As I think back to the work that my classmates and I completed, I am quite pleased by what we accomplished. In my village, we evaluated a health insurance system, making changes which allowed it to be more accessible to people in the community, and taught English and computer classes, in both of which we saw massive improvement in ability and confidence. In the village at the bottom of the mountain, our classmates taught Chinese, English, programming, computer, and writing classes, while also orchestrating a microfinance program for budding entrepreneurs. The impact of our projects was palpable: people were extremely interested in what we taught and they saw themselves how they were being enabled by the assistance we gave.

On the cultural side of things, we were heavily immersed into the local culture. Moments after we set foot in the village, we were welcomed with a ceremony by community members. Our homestay families treated us like royalty in their homes, but they also invited us to see the realities of their quotidian routines and not feel like outsiders. We discovered new foods, partook in sacred ceremonies, served in domestic businesses, explored the beautiful landscape, cultivated fields, discussed cultural issues, attended church together, and started our initiation process as Kabye youths. Some of us gained new sisters, brothers, fathers, and mothers. They trustingly gave us their hearts and minds, and happily, we gave them ours.
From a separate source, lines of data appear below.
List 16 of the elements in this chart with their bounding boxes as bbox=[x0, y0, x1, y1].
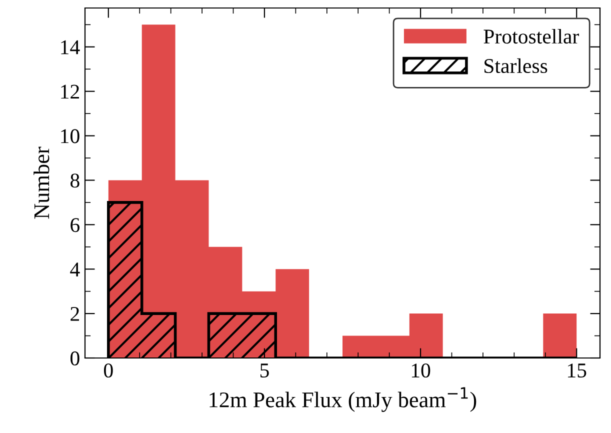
x-tick-label: 15 bbox=[568, 364, 586, 378]
legend-label: Starless bbox=[484, 58, 548, 74]
y-tick-label: 4 bbox=[70, 262, 80, 276]
y-tick-label: 14 bbox=[61, 40, 80, 54]
x-tick-label: 5 bbox=[260, 364, 269, 378]
y-tick-label: 12 bbox=[61, 84, 79, 99]
y-tick-label: 6 bbox=[70, 218, 80, 232]
y-tick-label: 10 bbox=[61, 129, 80, 144]
y-tick-label: 8 bbox=[70, 174, 80, 188]
y-axis-title: Number bbox=[34, 146, 50, 219]
y-tick-label: 0 bbox=[70, 351, 80, 366]
y-tick-label: 2 bbox=[70, 306, 79, 321]
legend-label: Protostellar bbox=[484, 28, 579, 44]
x-tick-label: 0 bbox=[104, 363, 113, 378]
x-tick-label: 10 bbox=[412, 363, 430, 378]
x-axis-title: 12m Peak Flux (mJy beam$^{−1}$) bbox=[210, 387, 476, 412]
Though I have raved about the experience up to this point, it would be wrong to think that I was never discouraged or disheartened. In a span of six weeks, I was painfully, dramatically ill on three separate occasions, to the extent that my homestay family would concernedly comment that I had lost too much weight. I sometimes grew frustrated about the physical and cultural factors beyond my control which limited the efficiency of our projects. We all had ideas for new intiatives which for one reason or another, could never get off the ground running. And finally, my mind too often wondered to Chic-fil-A sandwiches and American comfort food. Though I did not find this inherently bad, dwelling on what was missing in my new environment did not enhance the pleasure of my experience.

All things considered, I would still say without a doubt that this was one of the most humbling and intellectually satisfying summers I have ever had. I would encourage anybody in pursuit of human connections and palpable change at the sacrifice of the usual comforts to join this program. They should also mentally prepare themselves beforehand, because it does indeed get hard throughout the process. The hardest part though, comes at the end when you have to leave.